Impact of Evidence-Based Guidelines on Outcomes of Hospitalized Patients With Clostridium difficile Infection

Stephen J Knaus, Lindsay Saum, Emily Cochard, Wesley Prichard, Brian Skinner, Ryan Medas
Southern Medical Journal 2016, 109 (3): 144-50

OBJECTIVES: Clostridium difficile infection (CDI) is the most common healthcare-associated infection in the United States. Clinical practice guidelines for the treatment of CDI were updated in 2010 by the Society for Healthcare Epidemiology of America and the Infectious Diseases Society of America. An institutional guideline for the classification and management of CDI in accordance with the 2010 Society for Healthcare Epidemiology of America/Infectious Diseases Society of America guideline was developed and provided to attending physicians and medical residents in multiple formats.

METHODS: We sought to determine the impact of an evidence-based guideline for the treatment of CDI at a community teaching hospital. A retrospective chart review was conducted to identify length of stay (LOS), readmission rates, direct cost, mortality, and physician adherence to guidelines in patients with International Classification of Diseases, Ninth Edition codes and laboratory confirmation of CDI between February 1, 2013 and January 31, 2014. Endpoints included LOS after diagnosis of CDI, 30-day readmission rates, direct cost after diagnosis of CDI, and mortality.

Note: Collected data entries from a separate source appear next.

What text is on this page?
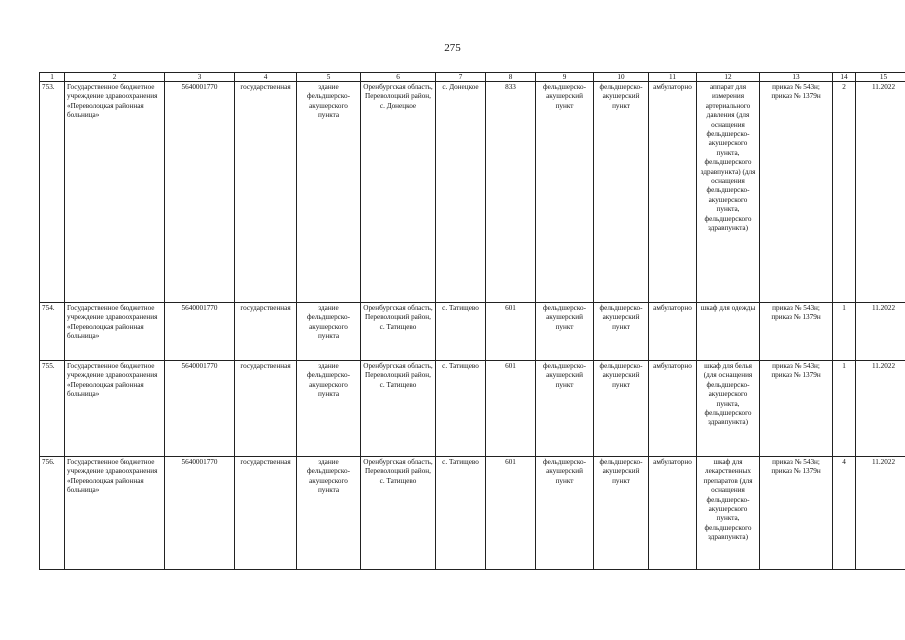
275
1	2	3	4	5	6	7	8	9	10	11	12	13	14	15
753.	Государственное бюджетное учреждение здравоохранения «Переволоцкая районная больница»	5640001770	государственная	здание фельдшерско-акушерского пункта	Оренбургская область, Переволоцкий район, с. Донецкое	с. Донецкое	833	фельдшерско-акушерский пункт	фельдшерско-акушерский пункт	амбулаторно	аппарат для измерения артериального давления (для оснащения фельдшерско-акушерского пункта, фельдшерского здравпункта) (для оснащения фельдшерско-акушерского пункта, фельдшерского здравпункта)	приказ № 543н; приказ № 1379н	2	11.2022
754.	Государственное бюджетное учреждение здравоохранения «Переволоцкая районная больница»	5640001770	государственная	здание фельдшерско-акушерского пункта	Оренбургская область, Переволоцкий район, с. Татищево	с. Татищево	601	фельдшерско-акушерский пункт	фельдшерско-акушерский пункт	амбулаторно	шкаф для одежды	приказ № 543н; приказ № 1379н	1	11.2022
755.	Государственное бюджетное учреждение здравоохранения «Переволоцкая районная больница»	5640001770	государственная	здание фельдшерско-акушерского пункта	Оренбургская область, Переволоцкий район, с. Татищево	с. Татищево	601	фельдшерско-акушерский пункт	фельдшерско-акушерский пункт	амбулаторно	шкаф для белья (для оснащения фельдшерско-акушерского пункта, фельдшерского здравпункта)	приказ № 543н; приказ № 1379н	1	11.2022
756.	Государственное бюджетное учреждение здравоохранения «Переволоцкая районная больница»	5640001770	государственная	здание фельдшерско-акушерского пункта	Оренбургская область, Переволоцкий район, с. Татищево	с. Татищево	601	фельдшерско-акушерский пункт	фельдшерско-акушерский пункт	амбулаторно	шкаф для лекарственных препаратов (для оснащения фельдшерско-акушерского пункта, фельдшерского здравпункта)	приказ № 543н; приказ № 1379н	4	11.2022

RESULTS: A total of 351 patient encounters were included in the study. Although not statistically significant, it was found that guideline-based therapy (n = 131) was associated with a lower median LOS (6 days vs 8 days; P = 0.06). Thirty-day hospital readmission (25.2% vs 29.5%; P = 0.39) and median cost after diagnosis of CDI ($7238.48 vs $8794.81; P = 0.10) also were lower but not statistically significant. Patients with mild-to-moderate infection were found to have a significantly lower median LOS (5 days vs 7 days; P = 0.03) and median cost after diagnosis ($5257.85 vs $7680.56; P = 0.03) when treated with guideline-based therapy. Overall physician adherence to guidelines was low, at 38%.

CONCLUSIONS: Treatment with guideline-based therapy for CDI was associated with a trend toward a significantly lower LOS and cost. Barriers to physician adherence to guidelines still exist, despite education and guideline availability. Electronic health record-based order sets or clinical decision tools may improve recognition of and adherence to guidelines.